Zu der Frage nach der Abgrenzung sozialer Räume: Wir führen in Berlin in der Jugendhilfe die Diskussion seit etwa 15 Jahren und sind für uns eher auf die Antwort gekommen, dass wir uns zunächst einmal Räume abgrenzen, damit wir Daten bekommen. Das sind Datenräume, die nicht immer sehr passend zugeschnitten sind, weil die Verkehrszellen, für die es in Berlin Daten gibt, einmal zu ganz anderen Zwecken zugeschnitten wurden. Und wir haben festgestellt, wenn wir uns an diese und an jene statistischen Gebiete halten, dann kann das in einigen Bezirken klappen, in anderen haut das überhaupt nicht hin, weil inzwischen auch die Stadtwirklichkeit darüber hinweg gegangen ist. Wir meinen aber auch die Abgrenzung von Räumen, und so haben wir im Senat auf den Antrag, den das Abgeordnetenhaus an uns gestellt hat, gesetzt: Planungschaos beenden, Planungsräume vereinheitlichen! Aber das geht nicht, nach jeder Fragestellung gibt es auch eigene Räume. Ein Kind hat das Haus, die Straße, wenn überhaupt bis hin zur Kita. Wenn sie älter werden im Jugendfreizeitalter, dann fahren sie im Mittelbereich los, das sind mehrere statistische Gebiete. "Unser" Alter hat die ganze Stadt erobert, wenn wir älter werden, reduziert es sich wieder auf das Haus. Es kommt immer auf die Fragestellung an. Wir haben uns zunächst auch sehr darüber echauffiert, dass die 17 Quartiermanagementgebiete in Berlin so willkürlich geschnitten sind. Es ist ein Aktionsraum für Fragestellungen, die übertragbar sind. Mit dem Geld hört es ja zunächst meist an der Grenze auf, aber die Werte sind übertragbar.
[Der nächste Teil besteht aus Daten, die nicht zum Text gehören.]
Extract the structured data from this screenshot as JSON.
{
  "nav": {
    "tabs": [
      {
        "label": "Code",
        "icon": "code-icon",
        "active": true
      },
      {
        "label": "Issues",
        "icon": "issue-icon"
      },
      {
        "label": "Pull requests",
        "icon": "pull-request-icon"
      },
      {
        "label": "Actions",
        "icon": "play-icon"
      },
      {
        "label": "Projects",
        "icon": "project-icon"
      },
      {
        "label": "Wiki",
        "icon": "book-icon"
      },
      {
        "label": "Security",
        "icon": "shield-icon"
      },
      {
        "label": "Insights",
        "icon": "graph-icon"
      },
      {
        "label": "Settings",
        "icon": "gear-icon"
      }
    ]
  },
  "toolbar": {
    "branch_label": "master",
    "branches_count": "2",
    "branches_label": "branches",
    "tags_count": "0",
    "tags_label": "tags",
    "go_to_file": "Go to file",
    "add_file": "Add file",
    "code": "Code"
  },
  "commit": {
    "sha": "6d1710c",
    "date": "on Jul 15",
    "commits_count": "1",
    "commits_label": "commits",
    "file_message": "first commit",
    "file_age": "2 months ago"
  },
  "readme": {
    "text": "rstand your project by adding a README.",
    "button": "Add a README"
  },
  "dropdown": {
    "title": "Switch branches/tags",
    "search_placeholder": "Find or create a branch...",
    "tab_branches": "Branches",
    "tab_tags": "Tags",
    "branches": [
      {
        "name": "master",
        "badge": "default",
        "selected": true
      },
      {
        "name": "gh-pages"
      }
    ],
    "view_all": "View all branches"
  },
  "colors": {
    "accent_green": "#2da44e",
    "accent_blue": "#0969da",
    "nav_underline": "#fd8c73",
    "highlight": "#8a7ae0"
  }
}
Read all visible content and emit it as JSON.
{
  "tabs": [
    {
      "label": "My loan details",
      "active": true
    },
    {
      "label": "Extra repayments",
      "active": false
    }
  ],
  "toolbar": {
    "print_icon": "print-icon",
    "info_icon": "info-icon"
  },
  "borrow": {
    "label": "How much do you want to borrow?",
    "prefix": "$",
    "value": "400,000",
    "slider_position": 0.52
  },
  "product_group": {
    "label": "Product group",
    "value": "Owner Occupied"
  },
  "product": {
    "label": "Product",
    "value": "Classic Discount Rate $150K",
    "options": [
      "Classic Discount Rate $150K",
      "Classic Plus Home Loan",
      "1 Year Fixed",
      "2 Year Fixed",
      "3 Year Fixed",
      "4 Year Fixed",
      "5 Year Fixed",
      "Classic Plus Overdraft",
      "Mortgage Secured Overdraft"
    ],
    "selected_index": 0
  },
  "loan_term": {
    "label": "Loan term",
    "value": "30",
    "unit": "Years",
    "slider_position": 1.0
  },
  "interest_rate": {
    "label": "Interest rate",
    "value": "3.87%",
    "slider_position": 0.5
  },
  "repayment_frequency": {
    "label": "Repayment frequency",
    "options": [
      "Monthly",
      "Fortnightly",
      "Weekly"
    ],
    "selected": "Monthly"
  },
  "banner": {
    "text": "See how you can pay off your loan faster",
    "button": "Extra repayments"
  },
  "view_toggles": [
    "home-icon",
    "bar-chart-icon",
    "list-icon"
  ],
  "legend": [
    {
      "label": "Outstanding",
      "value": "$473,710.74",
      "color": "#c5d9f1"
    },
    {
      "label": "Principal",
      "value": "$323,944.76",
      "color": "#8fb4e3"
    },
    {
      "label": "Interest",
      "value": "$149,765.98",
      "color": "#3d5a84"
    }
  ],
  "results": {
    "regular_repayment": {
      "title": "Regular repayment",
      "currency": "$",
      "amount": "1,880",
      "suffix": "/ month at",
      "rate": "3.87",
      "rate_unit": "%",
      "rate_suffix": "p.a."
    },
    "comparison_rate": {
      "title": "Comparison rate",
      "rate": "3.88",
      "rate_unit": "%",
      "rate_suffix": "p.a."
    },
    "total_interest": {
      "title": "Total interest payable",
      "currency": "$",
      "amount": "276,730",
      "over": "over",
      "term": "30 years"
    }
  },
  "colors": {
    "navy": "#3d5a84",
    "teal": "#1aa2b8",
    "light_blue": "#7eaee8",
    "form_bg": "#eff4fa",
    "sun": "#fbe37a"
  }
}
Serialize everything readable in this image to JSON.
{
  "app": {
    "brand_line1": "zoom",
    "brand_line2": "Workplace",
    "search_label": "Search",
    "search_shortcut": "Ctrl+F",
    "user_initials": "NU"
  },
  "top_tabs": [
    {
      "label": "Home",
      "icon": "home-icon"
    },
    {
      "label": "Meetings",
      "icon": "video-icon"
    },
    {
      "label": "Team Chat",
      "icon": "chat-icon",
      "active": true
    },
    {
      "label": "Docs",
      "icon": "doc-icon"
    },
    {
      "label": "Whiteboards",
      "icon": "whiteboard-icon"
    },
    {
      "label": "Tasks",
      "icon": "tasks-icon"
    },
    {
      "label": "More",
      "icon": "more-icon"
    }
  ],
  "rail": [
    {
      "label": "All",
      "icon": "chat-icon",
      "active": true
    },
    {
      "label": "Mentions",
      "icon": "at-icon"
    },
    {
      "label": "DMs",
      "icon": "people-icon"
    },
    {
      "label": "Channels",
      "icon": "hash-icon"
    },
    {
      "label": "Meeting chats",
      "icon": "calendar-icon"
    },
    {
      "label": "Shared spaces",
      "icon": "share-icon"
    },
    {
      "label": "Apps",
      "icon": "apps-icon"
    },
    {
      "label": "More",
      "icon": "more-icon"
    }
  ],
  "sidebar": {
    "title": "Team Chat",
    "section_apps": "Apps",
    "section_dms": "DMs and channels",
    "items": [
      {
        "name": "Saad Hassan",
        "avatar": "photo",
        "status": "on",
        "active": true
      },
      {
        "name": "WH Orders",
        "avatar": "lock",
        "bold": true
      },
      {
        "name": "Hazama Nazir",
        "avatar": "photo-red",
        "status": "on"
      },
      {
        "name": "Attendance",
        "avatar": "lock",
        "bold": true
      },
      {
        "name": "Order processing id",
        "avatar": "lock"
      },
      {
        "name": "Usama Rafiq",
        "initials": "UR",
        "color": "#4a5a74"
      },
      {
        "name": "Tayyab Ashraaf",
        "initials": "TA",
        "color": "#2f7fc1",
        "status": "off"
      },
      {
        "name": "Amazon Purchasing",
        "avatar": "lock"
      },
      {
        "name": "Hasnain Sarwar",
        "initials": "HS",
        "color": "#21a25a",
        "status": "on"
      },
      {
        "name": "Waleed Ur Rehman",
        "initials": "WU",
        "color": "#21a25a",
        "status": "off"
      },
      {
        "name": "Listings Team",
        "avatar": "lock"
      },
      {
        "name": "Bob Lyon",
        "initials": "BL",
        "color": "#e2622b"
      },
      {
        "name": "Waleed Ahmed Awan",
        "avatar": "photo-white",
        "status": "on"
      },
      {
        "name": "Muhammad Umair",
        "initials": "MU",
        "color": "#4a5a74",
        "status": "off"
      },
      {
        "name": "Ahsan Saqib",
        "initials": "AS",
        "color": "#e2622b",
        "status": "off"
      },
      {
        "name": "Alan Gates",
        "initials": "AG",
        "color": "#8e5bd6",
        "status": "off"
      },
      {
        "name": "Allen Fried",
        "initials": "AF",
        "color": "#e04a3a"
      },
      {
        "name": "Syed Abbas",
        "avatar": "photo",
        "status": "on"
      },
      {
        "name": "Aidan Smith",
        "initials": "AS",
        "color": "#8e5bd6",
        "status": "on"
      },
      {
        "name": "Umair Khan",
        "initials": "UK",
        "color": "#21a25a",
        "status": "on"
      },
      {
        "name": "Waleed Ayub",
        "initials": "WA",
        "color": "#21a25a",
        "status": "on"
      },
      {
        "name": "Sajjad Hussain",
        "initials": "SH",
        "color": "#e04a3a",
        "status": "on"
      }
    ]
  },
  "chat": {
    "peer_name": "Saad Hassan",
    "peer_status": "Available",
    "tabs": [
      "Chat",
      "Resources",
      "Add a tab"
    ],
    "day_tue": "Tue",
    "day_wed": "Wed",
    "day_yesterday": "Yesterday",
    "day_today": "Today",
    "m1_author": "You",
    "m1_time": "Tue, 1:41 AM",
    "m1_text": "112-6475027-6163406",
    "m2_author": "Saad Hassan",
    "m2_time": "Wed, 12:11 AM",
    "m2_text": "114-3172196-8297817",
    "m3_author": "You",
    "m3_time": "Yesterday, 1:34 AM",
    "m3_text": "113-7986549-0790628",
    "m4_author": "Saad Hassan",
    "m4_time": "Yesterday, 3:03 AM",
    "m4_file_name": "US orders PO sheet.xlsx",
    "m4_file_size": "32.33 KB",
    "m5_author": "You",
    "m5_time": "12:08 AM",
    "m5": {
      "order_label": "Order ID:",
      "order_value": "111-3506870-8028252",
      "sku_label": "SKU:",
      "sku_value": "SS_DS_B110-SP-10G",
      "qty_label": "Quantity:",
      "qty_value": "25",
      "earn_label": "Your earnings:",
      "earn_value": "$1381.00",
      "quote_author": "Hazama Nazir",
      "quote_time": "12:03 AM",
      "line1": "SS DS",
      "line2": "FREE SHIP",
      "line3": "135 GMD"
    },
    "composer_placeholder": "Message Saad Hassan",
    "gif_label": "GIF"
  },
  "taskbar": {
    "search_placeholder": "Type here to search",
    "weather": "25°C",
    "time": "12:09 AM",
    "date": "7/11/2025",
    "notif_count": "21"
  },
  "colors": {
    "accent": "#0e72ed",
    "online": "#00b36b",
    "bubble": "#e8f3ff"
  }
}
Eine Frage vielleicht noch an die drei Projekte in den Schulen. Ich halte diese Projekte ja für mehr oder minder auch aus ganz anderen Zusammenhängen entstanden. Heute Morgen haben Herr Faltermeier und Frau Mielenz ganz ähnlich gesagt, dass es weniger um das Nicht-Wollen geht, sondern um das Nicht-Wissen der jeweils anderen Seite. Hartmut Brocke und andere wie Herr Löhr haben es ja auch gesagt, dass oft die eine Seite nicht weiß, inwieweit sie denn von der anderen Seite Hilfe kriegen kann. Ingrid Mielenz nannte es "quer denken", die Bereitschaft ist vorhanden, "quer handeln" fällt aber schwer, weil vieles im Ressortdenken verhaftet ist. Wie kriegt man hier eine Veränderung hin? Das schien mir auch am Ende der Podiumsdiskussion heute Morgen eine der Schlüsselfragen zu sein, da hätte ich gerne noch eine Antwort.

nach obenDr. Rolf-Peter Löhr

Herr Hüttenberger, vielleicht erst einmal noch etwas zum Raum oder zum Ort.
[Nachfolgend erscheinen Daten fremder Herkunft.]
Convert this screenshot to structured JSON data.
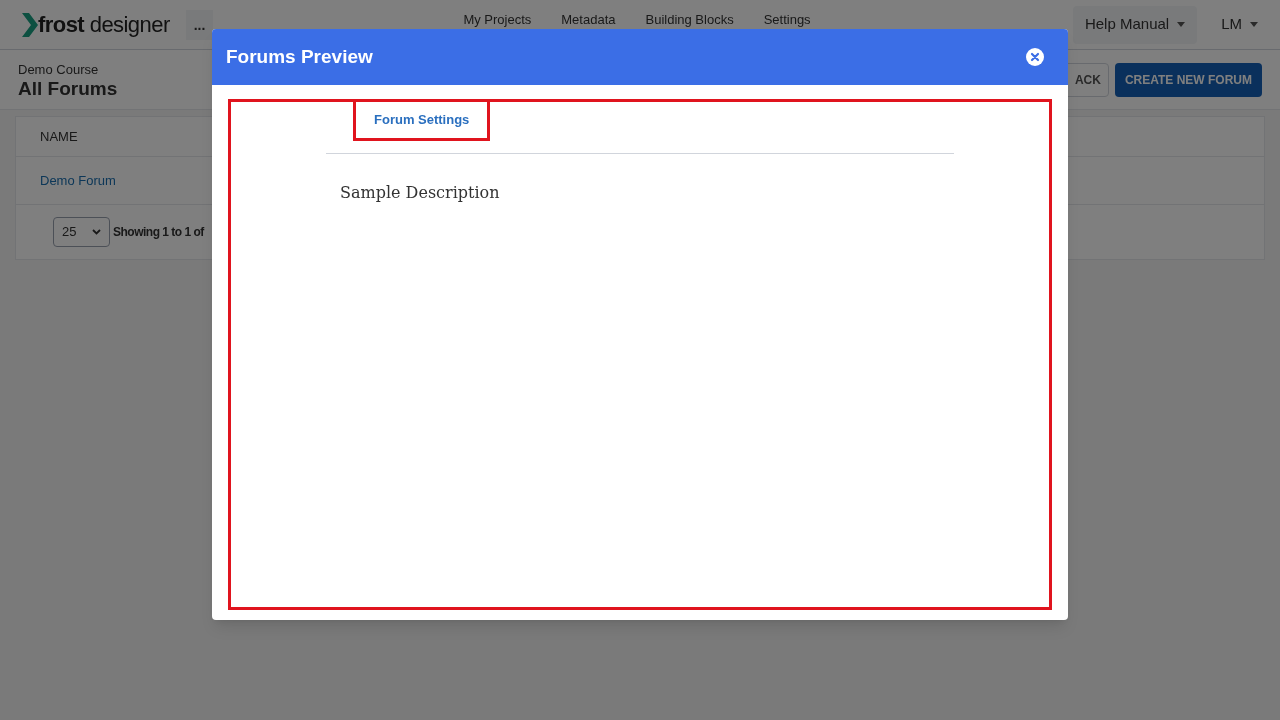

nach obenDr. Michael Hüttenberger

Orte sind Plätze, mit denen ich mich identifizieren kann. Deshalb legen wir als Schule natürlich Wert darauf, dass die örtliche Partei ihre Jahreshauptversammlung in der Schule abhält und der bürgerliche Gesangverein sein Konzert dort in der Schule gibt. Insofern nutzen auch die Schülerinnen und Schüler ihre Schule, weil sie sie selber mitbauen und mitgestalten können. Die Frage ist, wie man das beibehält. Eine unserer Ideen bei der Gestaltung des Grundschulhofs war, dass die Grundschüler ihn selbst "bauen" und sich mit ihm identifizieren. Jetzt sind die Grundschüler nach vier Jahren aus dieser Schule raus, und die nächsten Erstklässler haben keinen eigenen Bezug mehr zu diesem Hof. Für die ist es egal, ob den Hof vor ihnen Schüler gebaut haben oder Erwachsene, die sie nicht kennen. Ersteres ist natürlich insofern qualitativ besser, als das, was Kinder für sich selber geschaffen haben, für andere Kinder noch ein bisschen attraktiver ist als etwas, das sich Erwachsene vorstellen. Aber die unmittelbare Identifikation ist weg. Es geht darum - und das ist ein Riesenproblem in Sozialer Stadt -, Dauerhaftigkeit zu sichern. Ich vermeide das Wort Nachhaltigkeit. Wer finanziert mir die Folgeinvestition für die Dauerhaftigkeit eines Projektes? Wer gibt mir Gelder für den Folgeprozess, also wenn das Projekt einmal abgeschlossen ist, dass die nächsten Generationen von Kindern immer wieder Veränderungen vornehmen können?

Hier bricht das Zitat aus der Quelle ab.